One of the things that went through my head while reading this play was the question of what was Iago hoping to gain through his manipulation of Othello, and I suspect that it has something to do with the issue of Othello not being European. This has been something that has existed for a long time, and that is the idea that we as humans have treated race in the same way as we see animals. I say this in a sense that a dog will aways act like a dog and a cat will always act like a cat: it is in their nature. However, the reality is that race is like a breed, so by using a dog as an example, it does not matter whether one is a Pitbull, or a German Shepherd, or a Poodle, they are still dogs and they all behave like dogs.
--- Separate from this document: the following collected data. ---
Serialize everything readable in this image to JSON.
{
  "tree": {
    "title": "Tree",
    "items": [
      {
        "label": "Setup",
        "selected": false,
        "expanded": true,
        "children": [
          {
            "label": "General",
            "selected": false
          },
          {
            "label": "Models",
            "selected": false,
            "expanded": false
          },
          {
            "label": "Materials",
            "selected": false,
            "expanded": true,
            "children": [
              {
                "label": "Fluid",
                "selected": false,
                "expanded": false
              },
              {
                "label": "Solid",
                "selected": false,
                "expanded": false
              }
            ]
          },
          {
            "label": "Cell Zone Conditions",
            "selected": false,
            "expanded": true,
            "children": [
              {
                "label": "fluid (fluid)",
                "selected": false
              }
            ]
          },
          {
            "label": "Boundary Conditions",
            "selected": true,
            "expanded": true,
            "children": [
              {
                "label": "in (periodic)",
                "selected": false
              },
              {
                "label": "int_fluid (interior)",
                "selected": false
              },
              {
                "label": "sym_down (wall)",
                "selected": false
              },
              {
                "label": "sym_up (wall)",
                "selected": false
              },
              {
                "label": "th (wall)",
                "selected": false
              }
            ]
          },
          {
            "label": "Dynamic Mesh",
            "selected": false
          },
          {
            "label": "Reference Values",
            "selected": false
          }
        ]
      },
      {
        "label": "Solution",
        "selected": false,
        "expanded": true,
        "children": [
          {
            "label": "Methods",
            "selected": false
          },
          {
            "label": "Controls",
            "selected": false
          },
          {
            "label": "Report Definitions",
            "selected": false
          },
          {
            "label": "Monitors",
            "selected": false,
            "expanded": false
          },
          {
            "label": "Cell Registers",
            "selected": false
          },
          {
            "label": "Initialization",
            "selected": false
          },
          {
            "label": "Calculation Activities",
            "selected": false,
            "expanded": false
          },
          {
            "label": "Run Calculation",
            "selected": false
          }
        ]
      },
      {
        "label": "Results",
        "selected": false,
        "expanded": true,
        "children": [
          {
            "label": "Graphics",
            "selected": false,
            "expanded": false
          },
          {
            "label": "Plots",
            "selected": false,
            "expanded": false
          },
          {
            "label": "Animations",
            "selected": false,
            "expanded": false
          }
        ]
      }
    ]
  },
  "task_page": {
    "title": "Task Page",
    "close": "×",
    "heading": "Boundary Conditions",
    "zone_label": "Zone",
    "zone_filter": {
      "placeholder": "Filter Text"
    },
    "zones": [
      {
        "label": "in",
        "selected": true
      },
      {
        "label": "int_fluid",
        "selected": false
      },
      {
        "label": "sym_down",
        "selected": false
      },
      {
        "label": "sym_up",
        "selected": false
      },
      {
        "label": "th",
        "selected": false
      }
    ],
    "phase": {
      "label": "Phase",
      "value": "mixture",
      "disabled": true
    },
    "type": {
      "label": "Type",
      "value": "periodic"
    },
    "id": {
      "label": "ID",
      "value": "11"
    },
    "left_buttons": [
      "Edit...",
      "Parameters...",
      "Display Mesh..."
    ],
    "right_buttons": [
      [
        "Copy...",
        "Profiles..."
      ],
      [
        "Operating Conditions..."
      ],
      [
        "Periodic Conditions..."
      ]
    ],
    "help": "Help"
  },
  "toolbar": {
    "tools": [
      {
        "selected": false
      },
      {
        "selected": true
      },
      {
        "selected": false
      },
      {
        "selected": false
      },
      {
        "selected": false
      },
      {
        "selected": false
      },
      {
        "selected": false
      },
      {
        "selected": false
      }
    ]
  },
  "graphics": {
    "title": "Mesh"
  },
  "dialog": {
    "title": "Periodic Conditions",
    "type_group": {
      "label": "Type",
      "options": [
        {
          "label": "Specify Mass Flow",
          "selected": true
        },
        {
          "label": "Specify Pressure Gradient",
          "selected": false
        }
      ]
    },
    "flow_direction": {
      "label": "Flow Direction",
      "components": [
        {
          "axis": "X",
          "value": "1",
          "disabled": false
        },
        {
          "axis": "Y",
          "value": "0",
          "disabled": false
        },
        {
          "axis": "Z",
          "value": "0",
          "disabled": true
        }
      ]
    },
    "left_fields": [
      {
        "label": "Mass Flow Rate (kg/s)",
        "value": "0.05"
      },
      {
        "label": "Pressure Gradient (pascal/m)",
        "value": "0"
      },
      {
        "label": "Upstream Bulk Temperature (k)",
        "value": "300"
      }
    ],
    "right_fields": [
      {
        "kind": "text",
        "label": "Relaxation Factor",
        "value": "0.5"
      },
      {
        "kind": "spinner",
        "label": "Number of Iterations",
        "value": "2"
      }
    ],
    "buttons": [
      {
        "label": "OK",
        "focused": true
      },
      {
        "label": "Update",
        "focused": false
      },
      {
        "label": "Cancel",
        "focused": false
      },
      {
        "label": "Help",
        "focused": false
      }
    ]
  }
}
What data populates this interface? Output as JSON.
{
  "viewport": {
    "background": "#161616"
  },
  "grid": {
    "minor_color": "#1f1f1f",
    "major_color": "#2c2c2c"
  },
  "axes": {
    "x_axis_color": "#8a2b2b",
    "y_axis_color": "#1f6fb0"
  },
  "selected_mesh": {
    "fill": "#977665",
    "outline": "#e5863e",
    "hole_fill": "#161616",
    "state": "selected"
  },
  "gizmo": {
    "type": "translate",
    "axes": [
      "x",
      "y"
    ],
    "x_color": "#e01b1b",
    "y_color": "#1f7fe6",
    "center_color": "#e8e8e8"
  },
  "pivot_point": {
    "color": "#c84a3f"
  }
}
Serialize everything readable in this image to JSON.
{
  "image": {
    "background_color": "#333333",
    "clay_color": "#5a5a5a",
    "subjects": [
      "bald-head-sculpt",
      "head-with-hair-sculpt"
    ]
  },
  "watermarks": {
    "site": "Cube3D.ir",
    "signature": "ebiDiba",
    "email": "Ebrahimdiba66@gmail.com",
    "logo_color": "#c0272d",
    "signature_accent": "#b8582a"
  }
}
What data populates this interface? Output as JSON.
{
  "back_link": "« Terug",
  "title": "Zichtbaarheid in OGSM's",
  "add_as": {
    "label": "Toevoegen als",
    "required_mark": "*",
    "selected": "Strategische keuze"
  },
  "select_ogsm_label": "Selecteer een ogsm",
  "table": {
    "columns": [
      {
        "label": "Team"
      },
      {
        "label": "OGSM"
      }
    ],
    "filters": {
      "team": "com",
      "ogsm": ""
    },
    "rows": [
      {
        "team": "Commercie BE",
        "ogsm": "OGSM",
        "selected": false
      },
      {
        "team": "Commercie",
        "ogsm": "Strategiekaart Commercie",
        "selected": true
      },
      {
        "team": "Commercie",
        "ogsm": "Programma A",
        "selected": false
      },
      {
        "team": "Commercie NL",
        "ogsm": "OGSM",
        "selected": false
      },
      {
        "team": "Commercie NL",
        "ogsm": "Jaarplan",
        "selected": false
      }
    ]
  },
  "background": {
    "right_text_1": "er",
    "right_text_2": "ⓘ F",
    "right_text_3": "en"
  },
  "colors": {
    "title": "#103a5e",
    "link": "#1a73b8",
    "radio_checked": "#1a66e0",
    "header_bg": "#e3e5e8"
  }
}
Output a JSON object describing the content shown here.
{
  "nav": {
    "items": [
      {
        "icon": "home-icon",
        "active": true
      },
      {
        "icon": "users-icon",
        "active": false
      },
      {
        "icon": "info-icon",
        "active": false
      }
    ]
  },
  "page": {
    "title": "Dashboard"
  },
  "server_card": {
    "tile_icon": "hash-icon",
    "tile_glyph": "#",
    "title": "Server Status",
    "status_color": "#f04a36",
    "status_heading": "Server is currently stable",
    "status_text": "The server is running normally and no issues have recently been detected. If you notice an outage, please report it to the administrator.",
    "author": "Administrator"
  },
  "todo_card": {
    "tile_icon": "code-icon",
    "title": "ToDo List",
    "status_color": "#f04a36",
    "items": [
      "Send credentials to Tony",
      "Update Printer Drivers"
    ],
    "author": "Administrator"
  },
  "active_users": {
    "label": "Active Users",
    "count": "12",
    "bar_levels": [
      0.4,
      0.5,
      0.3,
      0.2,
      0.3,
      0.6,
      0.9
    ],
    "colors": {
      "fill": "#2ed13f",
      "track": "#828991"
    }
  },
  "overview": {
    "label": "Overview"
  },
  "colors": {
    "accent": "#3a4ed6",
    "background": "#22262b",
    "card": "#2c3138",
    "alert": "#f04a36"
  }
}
However, the idea was that Europeans were civilised, and the other races were not, and as such it appears that what Iago is trying to do (and I could be wrong) is to prove that it does not matter how long Othello has been around Venitians, he is still a Moor and he will behave like a Moor, and as such I suspect that what he is trying to do is to expose the belief that once a barbarian, always a barbarian.
However, the catch is that what is being exposed is the base human nature. It is a shame that Shakespeare uses the Moor because to many of the people watching the play, they would have accepted that it is not surprising that the Moor, overcome by jealousy, reveals his barbaric nature. That simply is not true because it does not matter what colour your skin is there is still that base human nature that exists within us, that part of us that fights against the civilising force. If that were not true, why is it that a bulk (if not all) serial killers are white?
I also wondered whether Iago was overwhelmed by hate, and in answer to that question I have to say no. Iago is not ruled by his passion or his emotion because it is clear that he is clever, calculating, and manipulative. These actions require a sound mind that is able to think and to reason. His jealousy is based on reason, and that reason is that underneath the civilised exterior, Othello is a barbarian, and to expose that he needs to have all of his wits about him. Notice that throughout the play Iago is always seen as 'honest Iago' and it is not until his wickedness is exposed that he is correctly identified as a villain.
Thus it seems that the main theme that runs through this play is the question of civilisation verses barbarity. The Moor is a barbarian, a warrior at heart, and on the battlefield he is unstoppable, which is why he has been promoted to the rank of general, but it is clear that he does not understand the political battlefield. He does not see Iago manipulating him, but rather trusts him, believing that he is a friend. It is not that Othello is at heart a barbarian, but rather that he is innocent. In the end, it is Iago who is the barbarian, the one who plays upon other people's innocence, and his refusal to accept that a non-European can be a decent and honest man. In the same way, during the 19th century, it was the Australian Aboriginals who were called the barbarians, however the real barbarians were the English colonists who stole their land and murdered their birthright.